Biomarker testing is one of the truly grand challenges of biomarker development and biomarker testing in non-small cell lung cancer. It basically starts its very first step at the radiographic analysis of a potential or suspected cancer, and then an early discussion between oncology and the interventionalist, whether it’s the interventional radiologist, the thoracic surgeon, a GI interventionalist or another subspecialist that would be available for the procurement of tissue.

It’s important to understand what the tissue requirements are. It’s no longer sufficient to establish a histological diagnosis for us. The FNA-guided tissue procurements are typically insufficient for meaningful biomarker testing, and basically leave an insufficient diagnosis.

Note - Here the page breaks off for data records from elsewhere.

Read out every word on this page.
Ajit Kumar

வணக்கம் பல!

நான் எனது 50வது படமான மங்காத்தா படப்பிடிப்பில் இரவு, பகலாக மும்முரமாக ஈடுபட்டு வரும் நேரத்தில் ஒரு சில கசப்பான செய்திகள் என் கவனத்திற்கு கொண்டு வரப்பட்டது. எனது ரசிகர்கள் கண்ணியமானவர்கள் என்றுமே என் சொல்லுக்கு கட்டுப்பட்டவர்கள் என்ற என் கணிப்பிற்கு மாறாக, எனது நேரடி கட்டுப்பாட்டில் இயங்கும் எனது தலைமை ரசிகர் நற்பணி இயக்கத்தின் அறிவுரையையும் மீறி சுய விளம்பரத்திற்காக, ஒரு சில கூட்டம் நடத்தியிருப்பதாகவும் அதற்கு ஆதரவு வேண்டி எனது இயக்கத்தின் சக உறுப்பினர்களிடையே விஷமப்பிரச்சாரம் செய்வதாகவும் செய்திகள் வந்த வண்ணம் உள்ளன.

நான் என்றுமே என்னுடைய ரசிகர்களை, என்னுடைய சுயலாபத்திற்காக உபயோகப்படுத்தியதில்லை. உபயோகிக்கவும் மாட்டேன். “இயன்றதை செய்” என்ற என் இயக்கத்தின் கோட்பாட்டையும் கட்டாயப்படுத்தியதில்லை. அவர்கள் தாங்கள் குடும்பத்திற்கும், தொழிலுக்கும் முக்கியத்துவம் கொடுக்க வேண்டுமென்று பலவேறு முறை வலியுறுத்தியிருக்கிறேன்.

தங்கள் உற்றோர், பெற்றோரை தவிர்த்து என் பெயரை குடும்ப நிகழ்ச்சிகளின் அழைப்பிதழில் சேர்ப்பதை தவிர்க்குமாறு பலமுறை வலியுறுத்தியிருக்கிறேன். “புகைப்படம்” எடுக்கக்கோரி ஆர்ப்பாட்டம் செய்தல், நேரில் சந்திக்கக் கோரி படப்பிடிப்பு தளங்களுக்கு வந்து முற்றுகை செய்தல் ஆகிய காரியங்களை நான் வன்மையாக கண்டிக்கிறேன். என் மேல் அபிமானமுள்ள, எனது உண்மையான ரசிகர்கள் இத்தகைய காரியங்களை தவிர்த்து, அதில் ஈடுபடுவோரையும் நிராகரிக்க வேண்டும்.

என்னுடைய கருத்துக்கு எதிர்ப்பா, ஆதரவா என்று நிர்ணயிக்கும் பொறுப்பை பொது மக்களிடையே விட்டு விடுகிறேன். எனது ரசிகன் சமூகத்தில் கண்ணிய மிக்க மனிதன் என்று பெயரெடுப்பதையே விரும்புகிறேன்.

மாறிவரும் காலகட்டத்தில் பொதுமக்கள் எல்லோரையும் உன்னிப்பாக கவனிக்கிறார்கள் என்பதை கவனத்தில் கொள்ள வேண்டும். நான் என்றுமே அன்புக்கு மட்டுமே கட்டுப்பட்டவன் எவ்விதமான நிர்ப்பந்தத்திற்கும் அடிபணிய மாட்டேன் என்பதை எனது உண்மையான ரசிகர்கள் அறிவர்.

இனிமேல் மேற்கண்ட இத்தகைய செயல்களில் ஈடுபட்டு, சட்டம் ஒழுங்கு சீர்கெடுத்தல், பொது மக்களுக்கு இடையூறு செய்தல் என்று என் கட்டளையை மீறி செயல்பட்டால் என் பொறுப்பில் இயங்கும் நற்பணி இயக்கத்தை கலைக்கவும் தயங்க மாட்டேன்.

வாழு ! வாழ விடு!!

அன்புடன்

I think that is a disease education that has to transcend through all layers. Sometimes difficult to do when you have referrals from multiple sources or from outside institutions. But it has to be the common standard, and enough tissue is obtained so that we can basically perform all the testing need to give proper characterization on the molecular level for a non-small cell lung cancer. This entails typically a core needle biopsy or sometimes even an excision that will help us to get enough tissue to, in the end, reliably produce a result that will help us choose the first, best treatments then for patients initially.

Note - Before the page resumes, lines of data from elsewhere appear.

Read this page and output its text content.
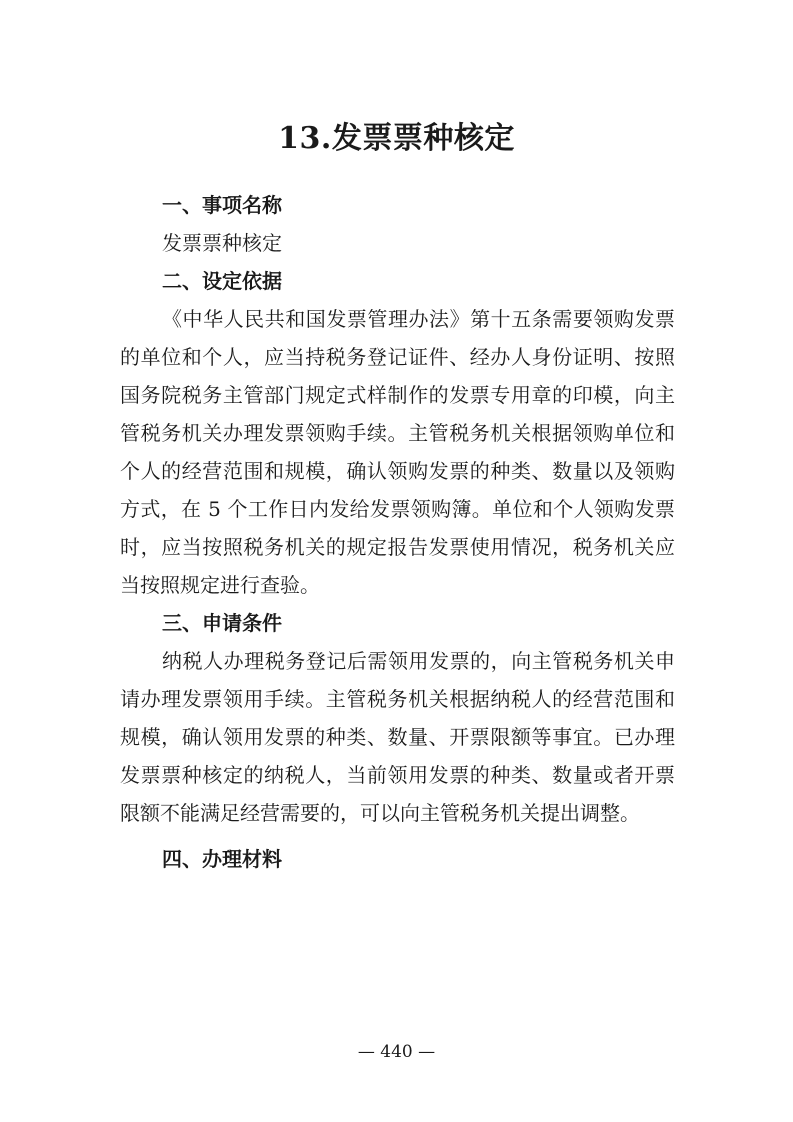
13.发票票种核定

一、事项名称

发票票种核定

二、设定依据

《中华人民共和国发票管理办法》第十五条需要领购发票的单位和个人，应当持税务登记证件、经办人身份证明、按照国务院税务主管部门规定式样制作的发票专用章的印模，向主管税务机关办理发票领购手续。主管税务机关根据领购单位和个人的经营范围和规模，确认领购发票的种类、数量以及领购方式，在 5 个工作日内发给发票领购簿。单位和个人领购发票时，应当按照税务机关的规定报告发票使用情况，税务机关应当按照规定进行查验。

三、申请条件

纳税人办理税务登记后需领用发票的，向主管税务机关申请办理发票领用手续。主管税务机关根据纳税人的经营范围和规模，确认领用发票的种类、数量、开票限额等事宜。已办理发票票种核定的纳税人，当前领用发票的种类、数量或者开票限额不能满足经营需要的，可以向主管税务机关提出调整。

四、办理材料

— 440 —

Between academic and community practices, I believe the differences frequently lie in the multidisciplinary approach to a patient. When it comes to biomarker setting, I think a lot of the community practices have been very forthcoming in adopting next-generation sequencing. However, if you are not working in a multidisciplinary setting where you have immediate access to your colleagues in surgery and interventional radiology and other subspecialties, it may be difficult to have a reliable outcome and to avoid delays that occur from having tissue in outside laboratories from having insufficient tissue amounts obtained or for tissue being used up for immunohistochemical analyses that may not be as important in 2018 as they may have been 20 years ago.

So I think the multidisciplinary approach, whether it occurs in academia or in the community setting, is highly important for proper immunohistochemical and molecular characterization of disease.  And I think there is a benefit to streamlining these cancer teams into a very well-communicated network.

On the other hand, the adoption of next-generation sequencing, I believe, has had a tremendous uptick in the community setting with recent FDA approvals for two of the next-generation sequencing panels. I believe we’ll see that this will penetrate into the market further as more diagnostic and therapeutic options become available for patients in all settings for cancer treatment.